Selecting records using filter() and logical operator

To better illustrate the demographic change at planning area levels, a sum of five planning areas (Bedok, Clementi, Punggol, Novena and Woodlands) would be selected from five regions respectively (North, North-East, East, West and Central Region) by using filter() function.

population_filtered <- population_sorted %>%
  filter(PA == "Bedok" |
           PA == "Clementi" |
           PA == "Novena" |
           PA == "Punggol" |
           PA == "Woodlands" )

Modifying signs of population count

Last step is to use mutate() function and ‘if_else’ to modify values in the ‘Count’ column by changing the signals of males (+) and females (-). This will lead to males at the right side and females at the left side of the plot.

population_filtered <- population_filtered %>%
  mutate(Count = if_else(Sex == 'Males', -Count, Count))

4.0 Graph Plotting

Building static plot using ggplot2

In this case, we use geom_bar() again to create a bar with ‘Count’ column as the initial y-axis. The explanation for the rest of the functions are listed below for your reference:
coord_flip(): to flip the cartesian coordinates so that horizontal becomes vertical, and vertical becomes horizontal.
scale_fill_manual(): to change legend labels and colors.
scale_y_continuous(): to customize the y-axis (which is now at the bottom of the graph) breaks and labels.
labs():to set x and y-axis labels, add in titles and subtitles.
theme_cowplot(): to set a cowplot theme from cowplot package.

Using facet to create multi-panel plots

As our data set comprises of population count from five planning areas, it is helpful to use the facet() function to generate small multiples (trellis plots), each displaying a different subset of the data.
facet_wrap(), which wraps a 1d sequence of panels into 2d, is used instead of facet_grid() in this case as it allows a better use of screen space as the displays of the population pyramid are rectangular in shape. ‘PA’ serve as the parameter which organise the data into different subplots and the ‘n_row’ parameter specifies the number of rows in a facetted plot.

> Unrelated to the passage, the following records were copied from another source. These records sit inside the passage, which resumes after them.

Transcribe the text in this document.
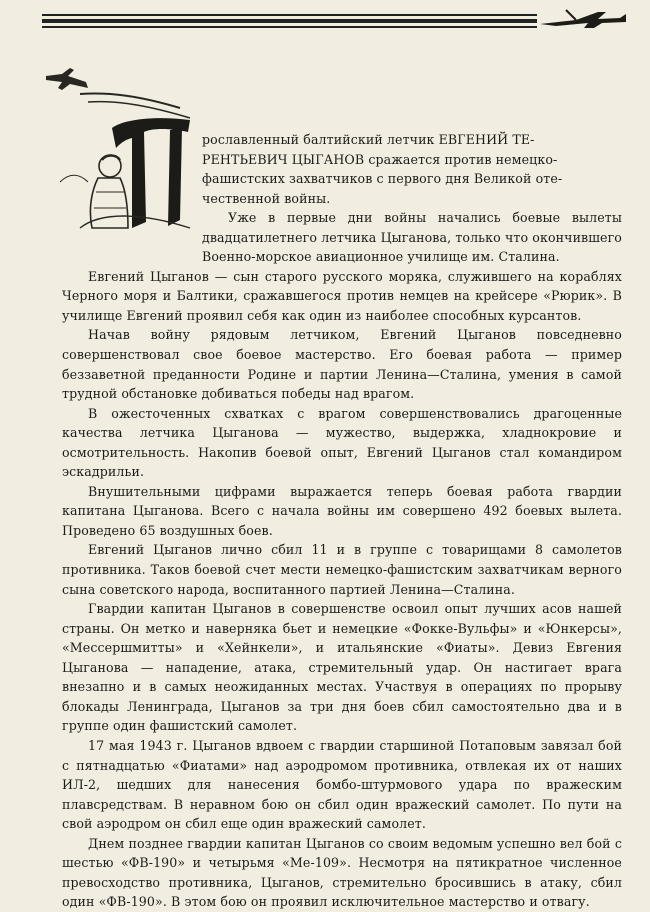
рославленный балтийский летчик ЕВГЕНИЙ ТЕ-
РЕНТЬЕВИЧ ЦЫГАНОВ сражается против немецко-
фашистских захватчиков с первого дня Великой оте-
чественной войны.

Уже в первые дни войны начались боевые вылеты двадцатилетнего летчика Цыганова, только что окончившего Военно-морское авиационное училище им. Сталина.

Евгений Цыганов — сын старого русского моряка, служившего на кораблях Черного моря и Балтики, сражавшегося против немцев на крейсере «Рюрик». В училище Евгений проявил себя как один из наиболее способных курсантов.

Начав войну рядовым летчиком, Евгений Цыганов повседневно совершенствовал свое боевое мастерство. Его боевая работа — пример беззаветной преданности Родине и партии Ленина—Сталина, умения в самой трудной обстановке добиваться победы над врагом.

В ожесточенных схватках с врагом совершенствовались драгоценные качества летчика Цыганова — мужество, выдержка, хладнокровие и осмотрительность. Накопив боевой опыт, Евгений Цыганов стал командиром эскадрильи.

Внушительными цифрами выражается теперь боевая работа гвардии капитана Цыганова. Всего с начала войны им совершено 492 боевых вылета. Проведено 65 воздушных боев.

Евгений Цыганов лично сбил 11 и в группе с товарищами 8 самолетов противника. Таков боевой счет мести немецко-фашистским захватчикам верного сына советского народа, воспитанного партией Ленина—Сталина.

Гвардии капитан Цыганов в совершенстве освоил опыт лучших асов нашей страны. Он метко и наверняка бьет и немецкие «Фокке-Вульфы» и «Юнкерсы», «Мессершмитты» и «Хейнкели», и итальянские «Фиаты». Девиз Евгения Цыганова — нападение, атака, стремительный удар. Он настигает врага внезапно и в самых неожиданных местах. Участвуя в операциях по прорыву блокады Ленинграда, Цыганов за три дня боев сбил самостоятельно два и в группе один фашистский самолет.

17 мая 1943 г. Цыганов вдвоем с гвардии старшиной Потаповым завязал бой с пятнадцатью «Фиатами» над аэродромом противника, отвлекая их от наших ИЛ-2, шедших для нанесения бомбо-штурмового удара по вражеским плавсредствам. В неравном бою он сбил один вражеский самолет. По пути на свой аэродром он сбил еще один вражеский самолет.

Днем позднее гвардии капитан Цыганов со своим ведомым успешно вел бой с шестью «ФВ-190» и четырьмя «Ме-109». Несмотря на пятикратное численное превосходство противника, Цыганов, стремительно бросившись в атаку, сбил один «ФВ-190». В этом бою он проявил исключительное мастерство и отвагу.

g <- ggplot(population_filtered, aes(x = AG, y = Count, fill = Sex)) +
  geom_bar(stat = "identity", width = 0.5) +
  coord_flip() +
  scale_y_continuous(n.breaks=12, labels=abs) +
  labs(x = "Age", y = "Population", title = 'Age-Sex Pyramid of Singapore',
       subtitle = 'Year: {closest_state}',
       caption='Source: Singapore Department of Statistics') +
  scale_fill_manual(values=c("darkred", "steelblue"),
                    name='',
                    breaks=c("Males", "Females"),
                    labels=c("Males", "Females")) +
  cowplot::theme_cowplot() + 
  theme(axis.text=element_text(vjust=0.5, size = 8),
        panel.grid.major.y = element_line(color='lightgray',linetype='dashed'),
        legend.position = 'top',
        legend.justification = 'center') +
  facet_wrap(~ PA, nrow = 3) 

Building an interactive data visualisation

To make the age-sex population pyramid more interactive, we could utilise the transition_states() function to show the transition between several distinct stages of the data, in this case, the demographic structure change across the years. ‘Time’ is the column which holds the state levels in the data. The ‘transition_length’ parameter is used to indicate the relative length of the transition and it is set to 1 to indicate interval of years. This parameter will be recycled to match the number of states(e.g. years) in the data. The ‘state_length’ parameter is the relative length of the pause at the states, which will also be recycled to match the number of years.
The enter_() and exit_() function are used to define how new data should appear and how old data should disappear during the animated process. The modification type is set to ‘fade’ as this would reset alpha(transparency of the bar) to zero, making the elements fade in or out during the transition immediately.
The ease_aes() function defines how different aesthetics should be eased during transitions. For smoother appearance

Last but not least, to animate the graph, the animate() function is used to take a gganim object and render it into an animation. The nature of the animation is dependent on the renderer, but defaults to using gifski to render it to a gif. Using various parameters, other details including height and width, fps(number of frames per second), duration (length of the animation), end pause (set rewind = TRUE so that pause at the end for some time and then rewind), res (resolution) could be specified.

g <- g +
  transition_states(Time, transition_length = 1, state_length = 1) +  
  enter_fade() +
  exit_fade() + 
  ease_aes('cubic-in')

animate(g, height = 1000, width = 1000, 
        fps = 20, duration = 15, 
        end_pause = 15, rewind = TRUE, 
        renderer = gifski_renderer('age_sex_pyramid.gif'), res = 100)